On 07.01.25 19:07, Shakeel Butt wrote:
On Tue, Jan 07, 2025 at 09:34:49AM +0100, David Hildenbrand wrote:
On 06.01.25 19:17, Shakeel Butt wrote:
On Mon, Jan 06, 2025 at 11:19:42AM +0100, Miklos Szeredi wrote:
On Fri, 3 Jan 2025 at 21:31, David Hildenbrand <david@xxxxxxxxxx> wrote:
In any case, having movable pages be turned unmovable due to persistent
writaback is something that must be fixed, not worked around. Likely a
good topic for LSF/MM.
Yes, this seems a good cross fs-mm topic.
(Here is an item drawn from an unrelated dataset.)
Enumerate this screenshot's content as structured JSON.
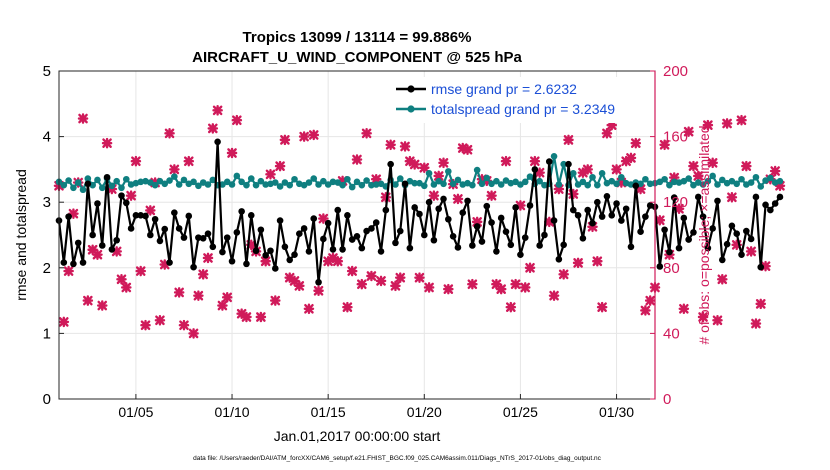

So the issue discussed here is that movable pages used for fuse
page-cache cause a problems when memory needs to be compacted. The
problem is either that
- the page is skipped, leaving the physical memory block unmovable
- the compaction is blocked for an unbounded time
While the new AS_WRITEBACK_INDETERMINATE could potentially make things
worse, the same thing happens on readahead, since the new page can be
locked for an indeterminate amount of time, which can also block
compaction, right?
Yes, as memory hotplug + virtio-mem maintainer my bigger concern is these
pages residing in ZONE_MOVABLE / MIGRATE_CMA areas where there *must not be
unmovable pages ever*. Not triggered by an untrusted source, not triggered
by an trusted source.
It's a violation of core-mm principles.
The "must not be unmovable pages ever" is a very strong statement and we
are violating it today and will keep violating it in future. Any
page/folio under lock or writeback or have reference taken or have been
isolated from their LRU is unmovable (most of the time for small period
of time).
^ this: "small period of time" is what I meant.
Most of these things are known to not be problematic: retrying a couple
of times makes it work, that's why migration keeps retrying.
Again, as an example, we allow short-term O_DIRECT but disallow
long-term page pinning. I think there were concerns at some point if
O_DIRECT might also be problematic (I/O might take a while), but so far
it was not a problem in practice that would make CMA allocations easily
fail.
vmsplice() is a known problem, because it behaves like O_DIRECT but
actually triggers long-term pinning; IIRC David Howells has this on his
todo list to fix. [I recall that seccomp disallows vmsplice by default
right now]
These operations are being done all over the place in kernel.
Miklos gave an example of readahead.
I assume you mean "unmovable for a short time", correct, or can you
point me at that specific example; I think I missed that.
The per-CPU LRU caches are another
case where folios can get stuck for long period of time.
Which is why memory offlining disables the lru cache. See
lru_cache_disable(). Other users that care about that drain the LRU on
all cpus.
Reclaim and
compaction can isolate a lot of folios that they need to have
too_many_isolated() checks. So, "must not be unmovable pages ever" is
impractical.
"must only be short-term unmovable", better?
The point is that, yes we should aim to improve things but in iterations
and "must not be unmovable pages ever" is not something we can achieve
in one step.
I agree with the "improve things in iterations", but as
AS_WRITEBACK_INDETERMINATE has the FOLL_LONGTERM smell to it, I think we
are making things worse.
And as this discussion has been going on for too long, to summarize my
point: there exist conditions where pages are short-term unmovable, and
possibly some to be fixed that turn pages long-term unmovable (e.g.,
vmsplice); that does not mean that we can freely add new conditions that
turn movable pages unmovable long-term or even forever.
Again, this might be a good LSF/MM topic. If I would have the capacity I
would suggest a topic around which things are know to cause pages to be
short-term or long-term unmovable/unsplittable, and which can be
handled, which not. Maybe I'll find the time to propose that as a topic.
--
Cheers,
David / dhildenb